In Chesterfield, for example, that Republican affluent bastion, with a DPI of 42, the right candidate could pull it off. Jane Cunningham, the wingnut who’s held that seat, is more interested in censoring people’s crotch activities than in good governance. But she’s popular. And she’s gone. Okay, not gone. She’s running for the state senate, and as such presents a threat that, like Lembke, must be stopped at all costs. But her House seat is empty, and that means that you can take away five DPI points from the Republican candidate. It means that, with no incumbent to face, the right Democrat might able to take that seat.
Maybe a strong D candidate wouldn’t win there, but, if not, we’ll win somewhere else, we’ll take some of those second and third tier races. And the more good candidates we field, the more we’ll spread the other side’s resources thin, increasing our chances of taking those eleven magic seats.
In the last few days three individuals have announced as Democratic candidates for the open seat in the 121st Legislative District.
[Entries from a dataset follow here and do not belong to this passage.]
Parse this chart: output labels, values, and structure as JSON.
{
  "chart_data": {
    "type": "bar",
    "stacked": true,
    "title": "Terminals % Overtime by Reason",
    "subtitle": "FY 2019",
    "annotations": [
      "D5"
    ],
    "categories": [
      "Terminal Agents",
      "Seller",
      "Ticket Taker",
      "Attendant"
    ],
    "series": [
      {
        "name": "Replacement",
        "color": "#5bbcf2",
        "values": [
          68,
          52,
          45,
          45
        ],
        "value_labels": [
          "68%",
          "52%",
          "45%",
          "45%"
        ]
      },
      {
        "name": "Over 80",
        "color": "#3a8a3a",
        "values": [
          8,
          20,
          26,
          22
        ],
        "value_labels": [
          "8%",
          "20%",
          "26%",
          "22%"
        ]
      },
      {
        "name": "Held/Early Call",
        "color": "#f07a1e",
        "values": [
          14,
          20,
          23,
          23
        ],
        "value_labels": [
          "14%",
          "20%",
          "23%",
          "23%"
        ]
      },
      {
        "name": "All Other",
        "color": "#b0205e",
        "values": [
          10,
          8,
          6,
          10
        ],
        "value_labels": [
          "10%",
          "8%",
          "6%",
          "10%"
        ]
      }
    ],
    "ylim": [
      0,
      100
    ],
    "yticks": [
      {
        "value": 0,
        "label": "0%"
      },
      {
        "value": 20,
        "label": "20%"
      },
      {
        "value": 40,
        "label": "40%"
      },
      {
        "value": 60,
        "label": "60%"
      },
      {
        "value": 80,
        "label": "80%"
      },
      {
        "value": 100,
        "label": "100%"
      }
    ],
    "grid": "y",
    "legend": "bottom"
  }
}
The 121st includes the cities of Warrensburg, Holden, and Knob Noster in Johnson County. The University of Central Missouri and Whiteman Air Force Base (B-2 bomber) are also in the district.
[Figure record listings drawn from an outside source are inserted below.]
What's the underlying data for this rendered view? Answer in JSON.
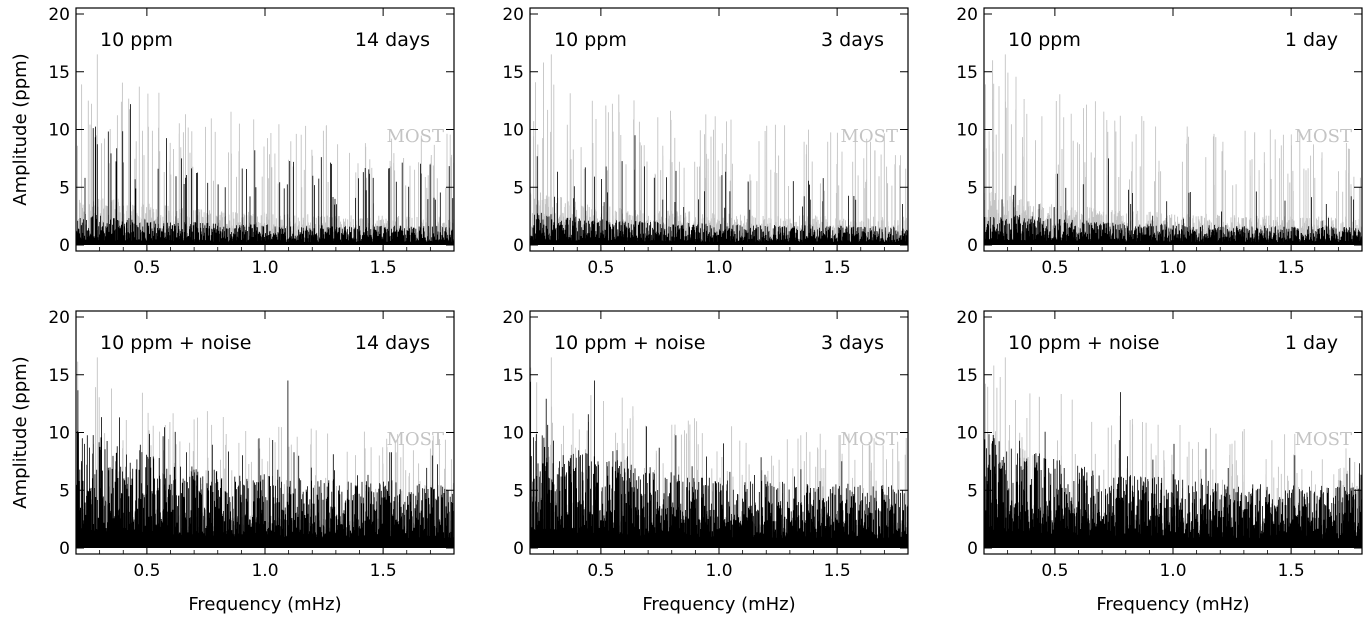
{
  "figure": {
    "ylabel": "Amplitude (ppm)",
    "xlabel": "Frequency (mHz)",
    "reference_label": "MOST",
    "colors": {
      "reference": "#c4c4c4",
      "simulated": "#000000",
      "axes": "#000000"
    }
  },
  "chart_data": [
    {
      "type": "line",
      "row": 0,
      "col": 0,
      "left_label": "10 ppm",
      "right_label": "14 days",
      "xlim": [
        0.2,
        1.8
      ],
      "ylim": [
        0,
        20
      ],
      "xticks": [
        0.5,
        1.0,
        1.5
      ],
      "xtick_labels": [
        "0.5",
        "1.0",
        "1.5"
      ],
      "yticks": [
        0,
        5,
        10,
        15,
        20
      ],
      "ytick_labels": [
        "0",
        "5",
        "10",
        "15",
        "20"
      ],
      "grid": false,
      "series": [
        {
          "name": "MOST",
          "color": "#c4c4c4",
          "noise_level": 2.4,
          "decay": 0.45,
          "spike_count": 120,
          "peak": 16.5
        },
        {
          "color": "#000000",
          "noise_level": 1.6,
          "decay": 0.35,
          "spike_count": 70,
          "peak": 12.2
        }
      ]
    },
    {
      "type": "line",
      "row": 0,
      "col": 1,
      "left_label": "10 ppm",
      "right_label": "3 days",
      "xlim": [
        0.2,
        1.8
      ],
      "ylim": [
        0,
        20
      ],
      "xticks": [
        0.5,
        1.0,
        1.5
      ],
      "xtick_labels": [
        "0.5",
        "1.0",
        "1.5"
      ],
      "yticks": [
        0,
        5,
        10,
        15,
        20
      ],
      "ytick_labels": [
        "0",
        "5",
        "10",
        "15",
        "20"
      ],
      "grid": false,
      "series": [
        {
          "name": "MOST",
          "color": "#c4c4c4",
          "noise_level": 2.4,
          "decay": 0.45,
          "spike_count": 120,
          "peak": 16.5
        },
        {
          "color": "#000000",
          "noise_level": 1.6,
          "decay": 0.4,
          "spike_count": 40,
          "peak": 9.5
        }
      ]
    },
    {
      "type": "line",
      "row": 0,
      "col": 2,
      "left_label": "10 ppm",
      "right_label": "1 day",
      "xlim": [
        0.2,
        1.8
      ],
      "ylim": [
        0,
        20
      ],
      "xticks": [
        0.5,
        1.0,
        1.5
      ],
      "xtick_labels": [
        "0.5",
        "1.0",
        "1.5"
      ],
      "yticks": [
        0,
        5,
        10,
        15,
        20
      ],
      "ytick_labels": [
        "0",
        "5",
        "10",
        "15",
        "20"
      ],
      "grid": false,
      "series": [
        {
          "name": "MOST",
          "color": "#c4c4c4",
          "noise_level": 2.4,
          "decay": 0.45,
          "spike_count": 120,
          "peak": 16.5
        },
        {
          "color": "#000000",
          "noise_level": 1.6,
          "decay": 0.4,
          "spike_count": 25,
          "peak": 7.5
        }
      ]
    },
    {
      "type": "line",
      "row": 1,
      "col": 0,
      "left_label": "10 ppm + noise",
      "right_label": "14 days",
      "xlim": [
        0.2,
        1.8
      ],
      "ylim": [
        0,
        20
      ],
      "xticks": [
        0.5,
        1.0,
        1.5
      ],
      "xtick_labels": [
        "0.5",
        "1.0",
        "1.5"
      ],
      "yticks": [
        0,
        5,
        10,
        15,
        20
      ],
      "ytick_labels": [
        "0",
        "5",
        "10",
        "15",
        "20"
      ],
      "grid": false,
      "series": [
        {
          "name": "MOST",
          "color": "#c4c4c4",
          "noise_level": 2.4,
          "decay": 0.45,
          "spike_count": 120,
          "peak": 16.5
        },
        {
          "color": "#000000",
          "noise_level": 5.5,
          "decay": 0.45,
          "spike_count": 60,
          "peak": 14.5
        }
      ]
    },
    {
      "type": "line",
      "row": 1,
      "col": 1,
      "left_label": "10 ppm + noise",
      "right_label": "3 days",
      "xlim": [
        0.2,
        1.8
      ],
      "ylim": [
        0,
        20
      ],
      "xticks": [
        0.5,
        1.0,
        1.5
      ],
      "xtick_labels": [
        "0.5",
        "1.0",
        "1.5"
      ],
      "yticks": [
        0,
        5,
        10,
        15,
        20
      ],
      "ytick_labels": [
        "0",
        "5",
        "10",
        "15",
        "20"
      ],
      "grid": false,
      "series": [
        {
          "name": "MOST",
          "color": "#c4c4c4",
          "noise_level": 2.4,
          "decay": 0.45,
          "spike_count": 120,
          "peak": 16.5
        },
        {
          "color": "#000000",
          "noise_level": 5.3,
          "decay": 0.45,
          "spike_count": 40,
          "peak": 14.5
        }
      ]
    },
    {
      "type": "line",
      "row": 1,
      "col": 2,
      "left_label": "10 ppm + noise",
      "right_label": "1 day",
      "xlim": [
        0.2,
        1.8
      ],
      "ylim": [
        0,
        20
      ],
      "xticks": [
        0.5,
        1.0,
        1.5
      ],
      "xtick_labels": [
        "0.5",
        "1.0",
        "1.5"
      ],
      "yticks": [
        0,
        5,
        10,
        15,
        20
      ],
      "ytick_labels": [
        "0",
        "5",
        "10",
        "15",
        "20"
      ],
      "grid": false,
      "series": [
        {
          "name": "MOST",
          "color": "#c4c4c4",
          "noise_level": 2.4,
          "decay": 0.45,
          "spike_count": 120,
          "peak": 16.5
        },
        {
          "color": "#000000",
          "noise_level": 5.2,
          "decay": 0.45,
          "spike_count": 30,
          "peak": 13.5
        }
      ]
    }
  ]
}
Both Anthony Arton and Jeff Alvarado announced last Thursday at a meeting of the Johnson County Democratic Club in Warrensburg. Alvarado ran in 2006. Jim Jackson (who ran in 2002) announced today at the 4th Congressional District Federation of Democratic Women’s Club meeting in Warrensburg.
David Pearce (r-plastic smile) currently holds the seat. He has opted to run for the open 31st District Senate seat in 2008. In an open seat race in 2002 Pearce defeated Jim Jackson 4984 to 3301 – this was the most expensive race in the history of the district. In 2004 no Democratic party candidate filed. Pearce defeated a Libertarian candidate 10,212 to 1685. There aren’t that many Libertarians in Johnson County, but a significant number of Democratic voters weren’t going to cast their votes for Pearce. In 2006 Pearce defeated Jeff Alvarado 6405 to 2708 with a different Libertarian candidate getting 448 votes.
Anthony Arton, a University of Central Misouri student, is a former president of the College Republicans at Central, served as a legislative intern [pdf] for David Pearce, and is the student member [pdf] of Central’s Board of Governors. He grew up in Warrensburg. Arton switched from the republican party to the Democratic Party in August 2007.
Jeff Alvarado ran a small (and under financed) campaign in 2006 – at times he must have felt like he was tilting at windmills. Alvarado is retired from the Air Force. He lives in Warrensburg.
Jim Jackson is a former Mayor of Warrensburg. For close to 25 years he owned an operated an appliance store in downtown Warrensburg (the store was destroyed by a lightning caused fire a few years ago). He has been active on a variety of boards and in community issues.
In the interest of full disclosure: I participated extensively in Jim Jackson’s 2002 campaign.
Rumors abound about republican candidates. From “no one, yet” to notorious Johnson County Clerk Gilbert Powers.